Gegen die am 24. März 2006 veröffentlichte Eintragung der für die nachfolgend aufgeführten Waren der Klassen 14, 18, 24 und 25
„Edelmetalle und deren Legierungen sowie daraus hergestellte oder damit plattierte Waren, soweit in Klasse 14 enthalten; Juwelierwaren, Schmuckwaren, Edelsteine, Perlen; Uhren und Zeitmessinstrumente; Teile und Bestandteile vorgenannter Waren, soweit in Klasse 14 enthalten;
Leder und Lederimitationen sowie Waren daraus, soweit in Klasse 18 enthalten; Häute und Felle; Reise- und Handkoffer; Regenschirme, Sonnenschirme und Spazierstöcke; Peitschen, Pferdegeschirre und Sattlerwaren; Teile und Bestandteile vorgenannter Waren, soweit in Klasse 18 enthalten;
Webstoffe und Textilwaren, soweit in Klasse 24 enthalten; Bett- und Tischdecken; Teile und Bestandteile vorgenannter Waren, soweit in Klasse 24 enthalten;
Bekleidungsstücke, Schuhwaren, Kopfbedeckungen; Teile und Bestandteile vorgenannter Waren, soweit in Klasse 25 enthalten“
angemeldeten Wortmarke
MAXXI
ist aus der prioritätsälteren EU-Marke 4 281 713
Maxi Blue
Widerspruch erhoben worden, die für die nachfolgend aufgeführten Waren der Klassen 18, 24 und 25
„Leder und Lederimitationen sowie Waren daraus, soweit in Klasse 18 enthalten; Taschen, Reise- und Handkoffer; Regenschirme.
Webstoffe und Textilwaren, soweit in Klasse 24 enthalten.
Bekleidungsstücke, Schuhe, Stiefel, Hausschuhe, Kopfbedeckungen“
seit dem 15. Mai 2006 eingetragen ist.
Die Markenstelle für Klasse 14 des Deutschen Patent- und Markenamts hat mit Beschluss des Erstprüfers vom 13. März 2008 wegen des Widerspruchs aus der EU-Marke 4 281 713 die teilweise Löschung der angegriffenen Marke angeordnet, und zwar für die Waren der Klassen 18, 24 und 25. Im Übrigen wurde der Widerspruch aus dieser Marke zurückgewiesen. Auf die Erinnerung der Markeninhaberin ist diese Entscheidung aufgehoben worden. Insoweit hat der Erinnerungsprüfer in seinem Beschluss vom 13. Januar 2010 eine Verwechslungsgefahr zwischen den Vergleichszeichen unter jedem Gesichtspunkt verneint und den Widerspruch zurückgewiesen.

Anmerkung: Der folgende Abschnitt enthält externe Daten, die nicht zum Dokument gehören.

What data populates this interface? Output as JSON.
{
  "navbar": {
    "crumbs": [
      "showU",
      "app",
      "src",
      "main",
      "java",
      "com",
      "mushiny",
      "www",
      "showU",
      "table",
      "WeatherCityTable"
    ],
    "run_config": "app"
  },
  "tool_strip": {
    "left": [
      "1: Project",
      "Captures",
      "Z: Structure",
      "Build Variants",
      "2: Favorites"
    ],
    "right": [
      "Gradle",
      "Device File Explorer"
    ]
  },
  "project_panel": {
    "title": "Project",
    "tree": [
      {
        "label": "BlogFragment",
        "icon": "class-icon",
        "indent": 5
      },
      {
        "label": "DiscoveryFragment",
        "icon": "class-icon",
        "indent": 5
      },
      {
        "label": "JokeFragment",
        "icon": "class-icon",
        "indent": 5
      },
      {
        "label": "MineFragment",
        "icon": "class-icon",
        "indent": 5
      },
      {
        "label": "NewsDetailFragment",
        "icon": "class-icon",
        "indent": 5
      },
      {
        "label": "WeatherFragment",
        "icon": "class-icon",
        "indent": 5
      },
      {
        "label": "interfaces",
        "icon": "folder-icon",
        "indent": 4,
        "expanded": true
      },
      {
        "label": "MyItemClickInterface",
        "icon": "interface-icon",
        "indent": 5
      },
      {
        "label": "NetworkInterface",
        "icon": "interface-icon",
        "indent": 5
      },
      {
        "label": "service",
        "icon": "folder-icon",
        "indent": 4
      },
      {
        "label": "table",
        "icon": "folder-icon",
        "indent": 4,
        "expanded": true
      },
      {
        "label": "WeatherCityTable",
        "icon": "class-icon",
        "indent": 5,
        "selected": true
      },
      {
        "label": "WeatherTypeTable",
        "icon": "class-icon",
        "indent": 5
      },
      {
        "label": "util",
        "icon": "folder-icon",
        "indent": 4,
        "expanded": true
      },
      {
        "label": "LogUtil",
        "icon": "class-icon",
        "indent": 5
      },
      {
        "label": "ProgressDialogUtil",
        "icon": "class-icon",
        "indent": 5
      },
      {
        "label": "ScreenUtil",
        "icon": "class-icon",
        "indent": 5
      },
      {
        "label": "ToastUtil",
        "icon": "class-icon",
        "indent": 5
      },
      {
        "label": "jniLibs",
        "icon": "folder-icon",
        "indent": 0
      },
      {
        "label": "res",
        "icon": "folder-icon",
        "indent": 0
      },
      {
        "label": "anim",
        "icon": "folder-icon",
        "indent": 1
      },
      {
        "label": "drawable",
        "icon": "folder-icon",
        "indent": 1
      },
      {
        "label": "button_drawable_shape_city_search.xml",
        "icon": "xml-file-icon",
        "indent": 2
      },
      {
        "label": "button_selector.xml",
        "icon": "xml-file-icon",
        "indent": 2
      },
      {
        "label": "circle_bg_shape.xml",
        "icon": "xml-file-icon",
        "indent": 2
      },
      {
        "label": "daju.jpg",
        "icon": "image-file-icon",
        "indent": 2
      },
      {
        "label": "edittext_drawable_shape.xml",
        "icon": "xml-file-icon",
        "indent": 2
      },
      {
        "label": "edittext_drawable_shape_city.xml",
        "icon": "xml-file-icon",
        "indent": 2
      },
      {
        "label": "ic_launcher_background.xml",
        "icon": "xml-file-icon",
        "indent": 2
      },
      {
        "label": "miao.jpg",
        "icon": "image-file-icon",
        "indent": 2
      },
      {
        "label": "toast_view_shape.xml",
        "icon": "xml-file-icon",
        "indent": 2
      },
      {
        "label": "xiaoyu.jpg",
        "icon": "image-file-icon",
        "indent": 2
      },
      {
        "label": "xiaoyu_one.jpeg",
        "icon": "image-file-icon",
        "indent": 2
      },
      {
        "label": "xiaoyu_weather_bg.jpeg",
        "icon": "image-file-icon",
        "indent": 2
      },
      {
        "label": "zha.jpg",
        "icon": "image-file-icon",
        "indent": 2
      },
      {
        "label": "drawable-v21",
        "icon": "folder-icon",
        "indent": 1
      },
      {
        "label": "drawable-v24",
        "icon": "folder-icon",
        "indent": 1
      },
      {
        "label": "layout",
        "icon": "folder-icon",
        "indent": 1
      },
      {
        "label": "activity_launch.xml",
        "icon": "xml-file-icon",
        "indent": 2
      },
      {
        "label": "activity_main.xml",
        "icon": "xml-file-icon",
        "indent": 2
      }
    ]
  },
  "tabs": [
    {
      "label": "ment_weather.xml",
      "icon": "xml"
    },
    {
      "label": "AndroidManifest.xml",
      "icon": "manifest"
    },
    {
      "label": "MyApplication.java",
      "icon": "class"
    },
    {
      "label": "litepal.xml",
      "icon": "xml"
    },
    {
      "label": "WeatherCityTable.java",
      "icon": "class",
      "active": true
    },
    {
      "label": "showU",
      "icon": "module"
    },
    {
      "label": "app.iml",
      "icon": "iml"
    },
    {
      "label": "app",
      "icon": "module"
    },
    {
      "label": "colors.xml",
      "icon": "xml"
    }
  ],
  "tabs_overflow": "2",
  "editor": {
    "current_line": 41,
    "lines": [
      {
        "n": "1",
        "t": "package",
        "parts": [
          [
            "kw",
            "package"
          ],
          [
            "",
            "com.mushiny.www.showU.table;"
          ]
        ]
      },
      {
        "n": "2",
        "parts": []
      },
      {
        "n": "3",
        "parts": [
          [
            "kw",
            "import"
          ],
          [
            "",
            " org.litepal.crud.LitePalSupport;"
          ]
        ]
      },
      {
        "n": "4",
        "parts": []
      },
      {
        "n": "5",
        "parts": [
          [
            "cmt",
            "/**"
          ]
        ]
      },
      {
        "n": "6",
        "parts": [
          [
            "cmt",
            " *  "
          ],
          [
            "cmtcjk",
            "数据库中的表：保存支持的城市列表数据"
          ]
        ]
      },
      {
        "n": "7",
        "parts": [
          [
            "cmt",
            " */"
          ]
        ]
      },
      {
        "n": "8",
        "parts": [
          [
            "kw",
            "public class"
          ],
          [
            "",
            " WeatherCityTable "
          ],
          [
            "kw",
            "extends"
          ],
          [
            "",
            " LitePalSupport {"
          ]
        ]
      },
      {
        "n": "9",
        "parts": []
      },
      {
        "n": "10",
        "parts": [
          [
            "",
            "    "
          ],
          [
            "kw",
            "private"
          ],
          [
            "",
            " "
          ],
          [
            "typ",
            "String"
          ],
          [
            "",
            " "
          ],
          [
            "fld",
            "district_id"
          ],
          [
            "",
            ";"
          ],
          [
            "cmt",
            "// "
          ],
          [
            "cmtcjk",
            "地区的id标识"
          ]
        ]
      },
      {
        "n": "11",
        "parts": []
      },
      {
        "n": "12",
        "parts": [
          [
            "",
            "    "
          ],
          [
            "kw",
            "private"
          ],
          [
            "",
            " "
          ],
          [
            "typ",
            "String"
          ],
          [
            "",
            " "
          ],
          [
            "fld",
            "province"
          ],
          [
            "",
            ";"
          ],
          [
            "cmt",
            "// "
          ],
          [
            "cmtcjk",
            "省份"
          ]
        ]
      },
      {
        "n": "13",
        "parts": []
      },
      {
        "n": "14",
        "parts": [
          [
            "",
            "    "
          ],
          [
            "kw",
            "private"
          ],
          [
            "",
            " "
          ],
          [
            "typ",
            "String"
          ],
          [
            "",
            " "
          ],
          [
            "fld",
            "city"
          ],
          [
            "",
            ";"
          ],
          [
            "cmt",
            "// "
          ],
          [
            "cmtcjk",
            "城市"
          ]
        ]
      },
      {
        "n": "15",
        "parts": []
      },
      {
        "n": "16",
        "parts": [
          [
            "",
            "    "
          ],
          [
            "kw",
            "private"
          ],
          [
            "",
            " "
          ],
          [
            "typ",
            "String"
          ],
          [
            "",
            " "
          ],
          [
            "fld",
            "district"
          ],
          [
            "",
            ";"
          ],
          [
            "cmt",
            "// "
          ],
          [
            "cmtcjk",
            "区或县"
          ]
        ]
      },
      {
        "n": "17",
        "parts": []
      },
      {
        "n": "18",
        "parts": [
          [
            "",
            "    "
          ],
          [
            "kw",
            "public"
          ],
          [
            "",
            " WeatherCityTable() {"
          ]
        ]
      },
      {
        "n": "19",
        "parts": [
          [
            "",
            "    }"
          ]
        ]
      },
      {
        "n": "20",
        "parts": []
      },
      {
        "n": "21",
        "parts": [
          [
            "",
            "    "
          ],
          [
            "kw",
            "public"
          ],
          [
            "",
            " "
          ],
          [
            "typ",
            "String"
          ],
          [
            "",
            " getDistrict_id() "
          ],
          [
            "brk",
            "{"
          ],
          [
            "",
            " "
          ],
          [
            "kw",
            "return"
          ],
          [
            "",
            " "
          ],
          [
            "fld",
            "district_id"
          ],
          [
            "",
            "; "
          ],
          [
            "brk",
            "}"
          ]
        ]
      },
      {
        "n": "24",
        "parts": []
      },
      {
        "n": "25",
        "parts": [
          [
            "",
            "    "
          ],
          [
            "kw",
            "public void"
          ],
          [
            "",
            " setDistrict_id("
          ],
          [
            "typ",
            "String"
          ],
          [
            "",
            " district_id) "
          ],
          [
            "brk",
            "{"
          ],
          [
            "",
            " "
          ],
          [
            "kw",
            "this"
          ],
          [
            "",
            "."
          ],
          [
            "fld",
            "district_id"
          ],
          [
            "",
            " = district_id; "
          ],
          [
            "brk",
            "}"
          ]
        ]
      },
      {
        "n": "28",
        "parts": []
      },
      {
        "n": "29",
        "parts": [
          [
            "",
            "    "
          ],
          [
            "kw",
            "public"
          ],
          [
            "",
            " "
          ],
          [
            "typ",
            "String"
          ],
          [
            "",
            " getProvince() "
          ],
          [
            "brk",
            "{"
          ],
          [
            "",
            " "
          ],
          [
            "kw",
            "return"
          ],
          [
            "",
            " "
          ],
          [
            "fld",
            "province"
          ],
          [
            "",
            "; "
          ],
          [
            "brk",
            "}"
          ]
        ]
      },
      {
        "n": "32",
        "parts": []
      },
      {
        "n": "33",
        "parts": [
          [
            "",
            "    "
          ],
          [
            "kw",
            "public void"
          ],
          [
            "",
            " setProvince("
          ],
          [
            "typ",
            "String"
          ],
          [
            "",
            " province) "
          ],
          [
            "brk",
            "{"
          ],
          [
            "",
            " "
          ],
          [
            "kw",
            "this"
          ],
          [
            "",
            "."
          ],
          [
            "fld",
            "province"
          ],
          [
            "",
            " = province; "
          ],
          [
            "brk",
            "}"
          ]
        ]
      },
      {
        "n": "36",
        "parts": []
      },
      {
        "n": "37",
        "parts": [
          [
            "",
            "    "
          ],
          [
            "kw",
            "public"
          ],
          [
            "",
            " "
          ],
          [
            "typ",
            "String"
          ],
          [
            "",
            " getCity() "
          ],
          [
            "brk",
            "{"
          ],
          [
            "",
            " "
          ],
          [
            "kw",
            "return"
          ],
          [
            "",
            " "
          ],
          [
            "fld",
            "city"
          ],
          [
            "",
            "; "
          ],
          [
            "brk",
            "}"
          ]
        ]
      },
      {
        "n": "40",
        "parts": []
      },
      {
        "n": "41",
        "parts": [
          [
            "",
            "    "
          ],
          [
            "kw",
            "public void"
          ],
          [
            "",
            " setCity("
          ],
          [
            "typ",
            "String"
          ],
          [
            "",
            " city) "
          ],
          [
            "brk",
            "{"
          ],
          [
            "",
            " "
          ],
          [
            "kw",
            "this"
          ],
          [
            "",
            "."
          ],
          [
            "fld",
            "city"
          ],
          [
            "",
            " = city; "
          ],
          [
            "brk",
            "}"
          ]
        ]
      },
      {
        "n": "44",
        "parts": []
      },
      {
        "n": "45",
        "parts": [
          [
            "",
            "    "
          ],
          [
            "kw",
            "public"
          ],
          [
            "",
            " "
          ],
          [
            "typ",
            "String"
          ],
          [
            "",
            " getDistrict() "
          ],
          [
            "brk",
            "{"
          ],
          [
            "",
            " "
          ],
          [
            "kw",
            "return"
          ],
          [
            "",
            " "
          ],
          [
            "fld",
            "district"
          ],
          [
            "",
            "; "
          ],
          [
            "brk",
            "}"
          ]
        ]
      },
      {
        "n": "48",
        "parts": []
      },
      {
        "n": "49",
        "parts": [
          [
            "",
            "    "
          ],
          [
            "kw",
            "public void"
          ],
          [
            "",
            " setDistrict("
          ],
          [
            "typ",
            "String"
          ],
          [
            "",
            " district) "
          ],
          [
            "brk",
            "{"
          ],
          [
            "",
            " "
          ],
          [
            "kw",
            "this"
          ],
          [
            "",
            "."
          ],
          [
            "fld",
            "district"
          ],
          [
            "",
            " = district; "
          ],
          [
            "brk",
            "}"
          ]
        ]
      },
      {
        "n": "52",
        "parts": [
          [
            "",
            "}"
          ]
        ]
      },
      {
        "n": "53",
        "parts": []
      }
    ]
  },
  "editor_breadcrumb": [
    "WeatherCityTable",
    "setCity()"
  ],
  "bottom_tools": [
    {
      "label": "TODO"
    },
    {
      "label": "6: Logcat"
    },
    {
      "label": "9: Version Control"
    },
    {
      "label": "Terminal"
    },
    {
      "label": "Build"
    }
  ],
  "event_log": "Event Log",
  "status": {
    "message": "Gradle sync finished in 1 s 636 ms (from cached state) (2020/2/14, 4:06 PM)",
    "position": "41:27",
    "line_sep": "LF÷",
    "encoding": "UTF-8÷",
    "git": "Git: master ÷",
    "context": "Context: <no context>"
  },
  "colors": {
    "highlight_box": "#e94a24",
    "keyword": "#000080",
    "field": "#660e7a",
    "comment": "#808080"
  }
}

Hiergegen richtet sich die Beschwerde der Widersprechenden, die sie damit begründet, die Vergleichszeichen hätten für identische bzw. hochgradig ähnliche Waren in den Klassen 18, 24 und 25 Schutz. Eine Ähnlichkeit sei auch zu den Waren der Klasse 14 gegeben, da Modeschmuck auf Waren im Bekleidungsbereich abgestimmt angeboten werde. Ausgehend von einer normalen Kennzeichnungskraft der Widerspruchsmarke werde der Gesamteindruck der älteren Marke nicht von beiden Bestandteilen, sondern von "Maxi“ allein geprägt, da „Blue“ im Modebereich eine rein beschreibende Funktion als Farbangabe besitze. Es sei nicht zutreffend, wenn der Erinnerungsprüfer den Begriff „Maxi“ als kennzeichnungsschwach einstufe, denn er sei kein Synonym für Röcke einer bestimmten Länge. Das angegriffene Zeichen stehe somit dem Bestandteil „Maxi“ allein gegenüber und halte den erforderlichen Abstand zur Widerspruchsmarke nicht ein, da die einzige Abweichung in der Buchstabenverdopplung dem Verkehr nicht auffalle. Die Beschwerde sei auch unter dem Gesichtspunkt des Vorliegens einer Verwechslungsgefahr im weiteren Sinne begründet, denn „Maxxi“ nehme in der Anmeldemarke eine selbständig kennzeichnende Stellung im Sinne der Thomson-Life-Doktrin ein, die auch für den Fall anzuwenden sei, wenn wie vorliegend der Bestandteil einer älteren Marke in ein jüngeres Einwortzeichen übernommen wird.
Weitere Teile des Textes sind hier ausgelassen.